Eso es lo que nos indican estos dos meses de zozobra desde la muerte de Ompure y Buganey, ocurrida el 5 de marzo, hasta la matanza ocurrida veinticinco días después.

Los tagaeri-taromenani resisten, a pesar del asedio. Están atrincherados entre las vías petroleras y perseguidos por sus vecinos, entre ellos los waorani, a quienes la sociedad occidental les ha dado la categoría de protectores, ignorando que se trata de dos grupos distintos que se temen mutuamente.

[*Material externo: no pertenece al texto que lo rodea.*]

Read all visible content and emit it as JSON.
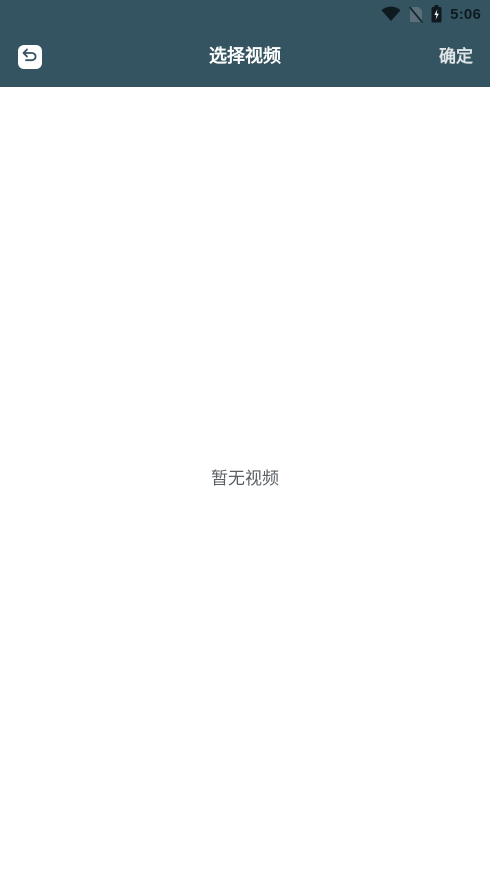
{
  "status_bar": {
    "time": "5:06",
    "icons": [
      "wifi-icon",
      "no-sim-icon",
      "battery-icon"
    ]
  },
  "header": {
    "back_icon": "back-icon",
    "title": "选择视频",
    "confirm_label": "确定"
  },
  "main": {
    "empty_message": "暂无视频"
  },
  "colors": {
    "header_bg": "#355461",
    "content_bg": "#ffffff",
    "empty_text": "#5a5f64"
  }
}
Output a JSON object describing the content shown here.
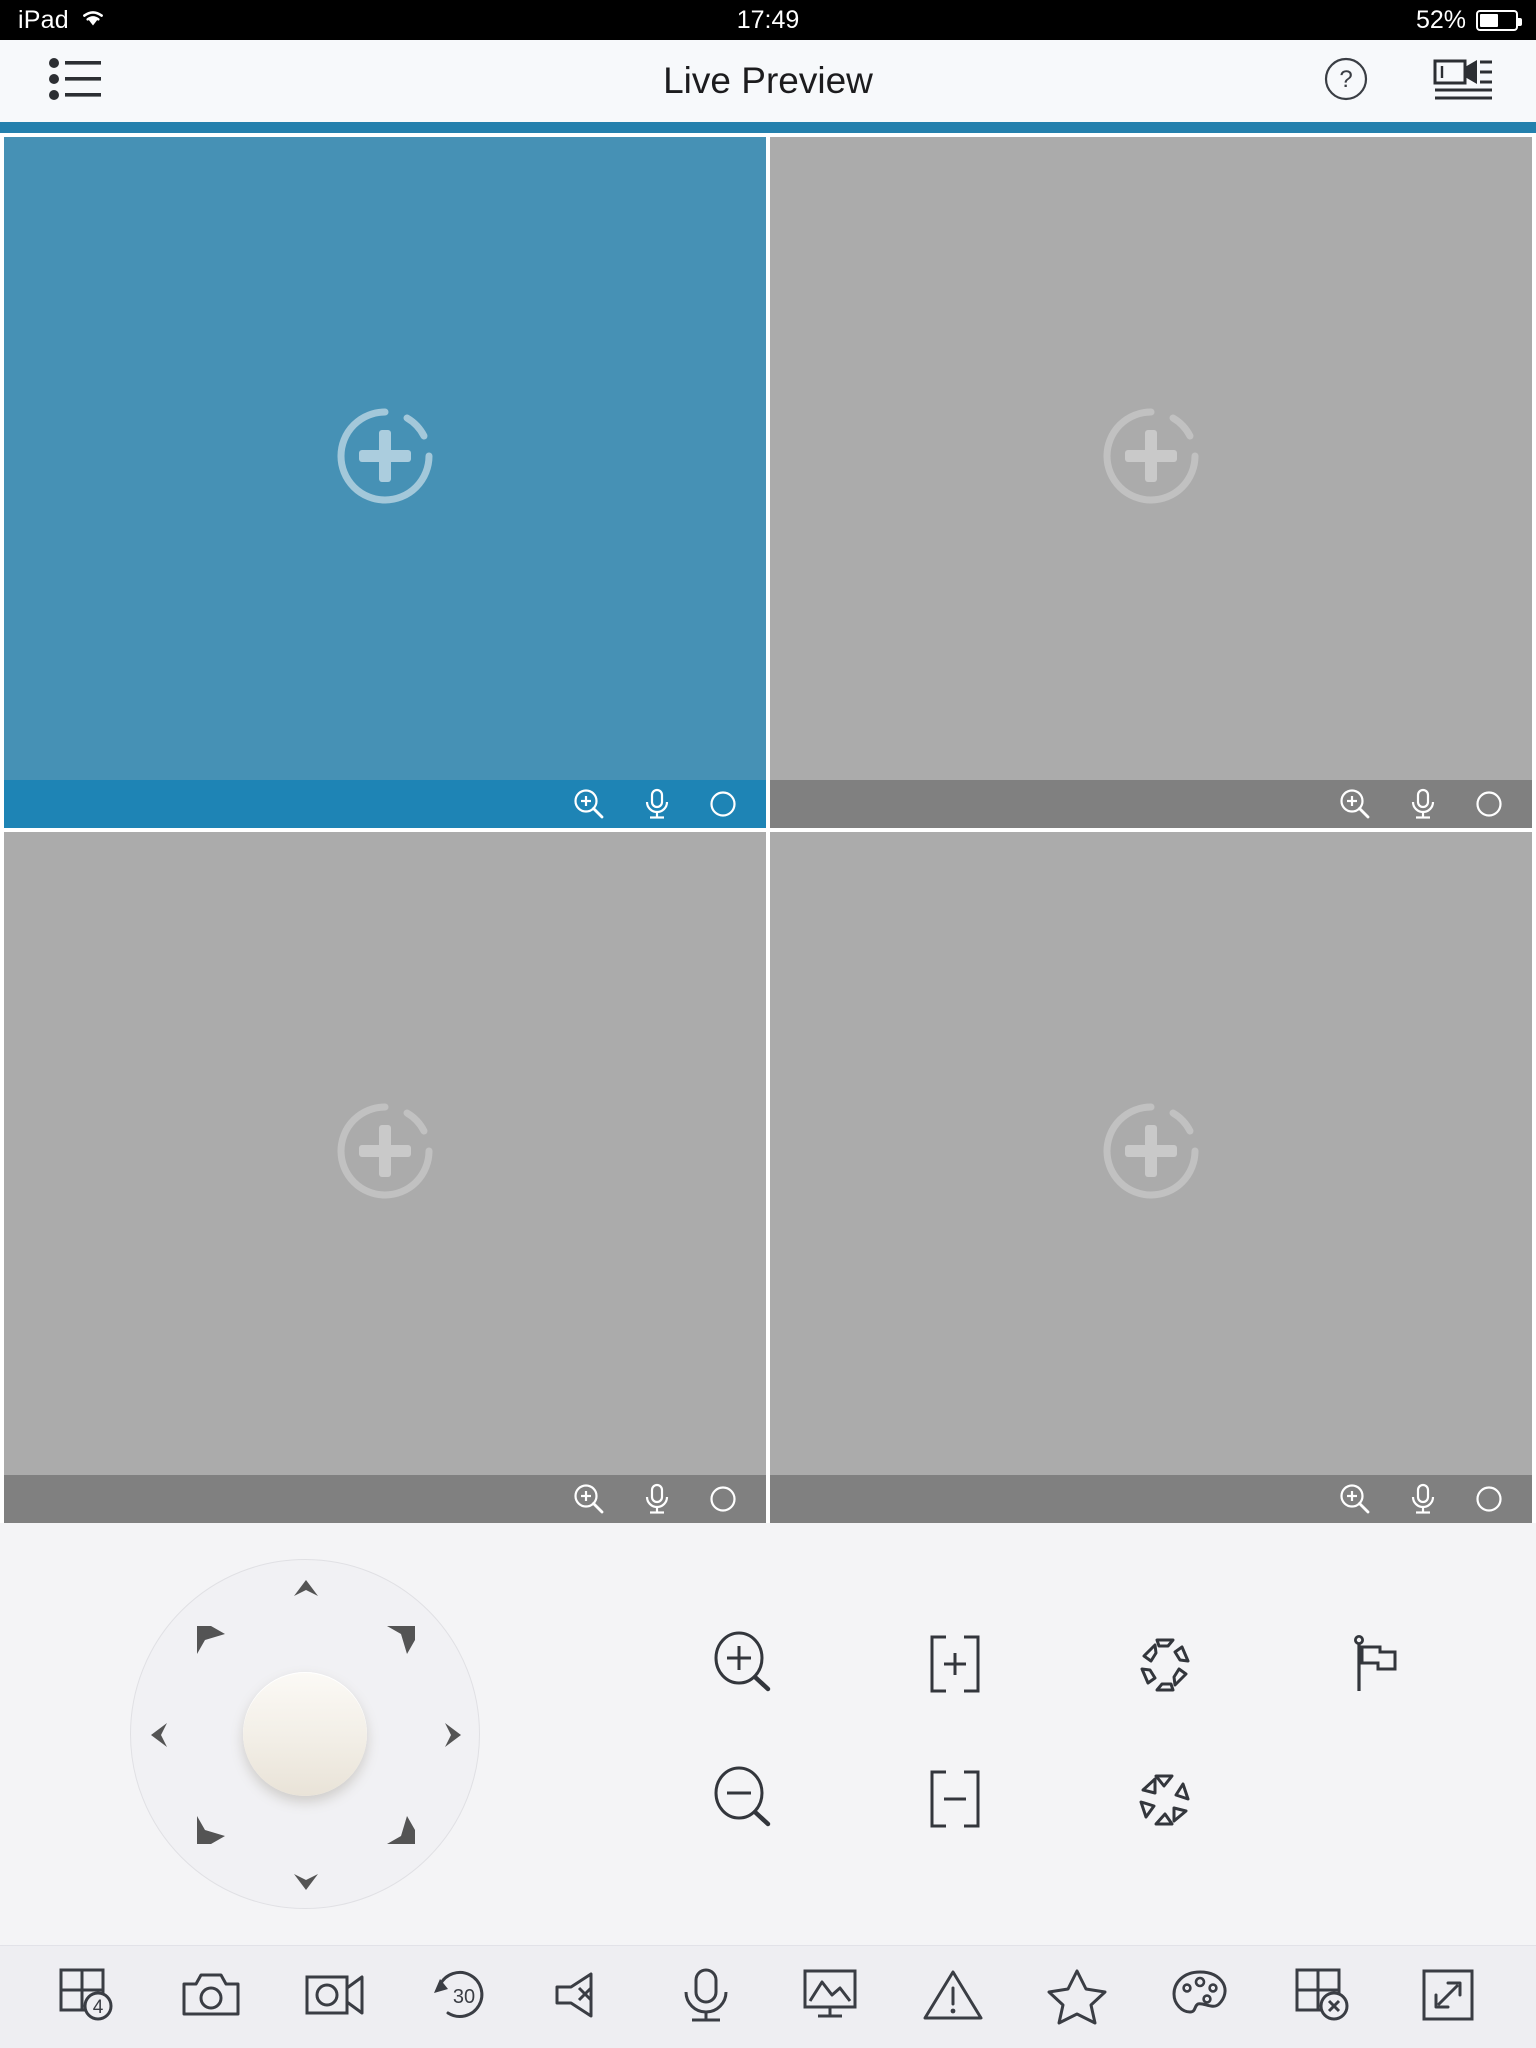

De vez en cuando los tagaeri-taromenani nos sorprenden. Aparecen. Se rebelan. Y ponen en jaque a las autoridades, quienes se han empeñado en ocultar su existencia. Ponen en jaque a todo un modelo económico y al desarrollo. Desafían las leyes. Rompen con los tabús. Con sus lanzas marcan territorio, no saben otra forma. La sociedad occidental no sabe qué hacer con ellos. No encuentra formas eficaces de protección.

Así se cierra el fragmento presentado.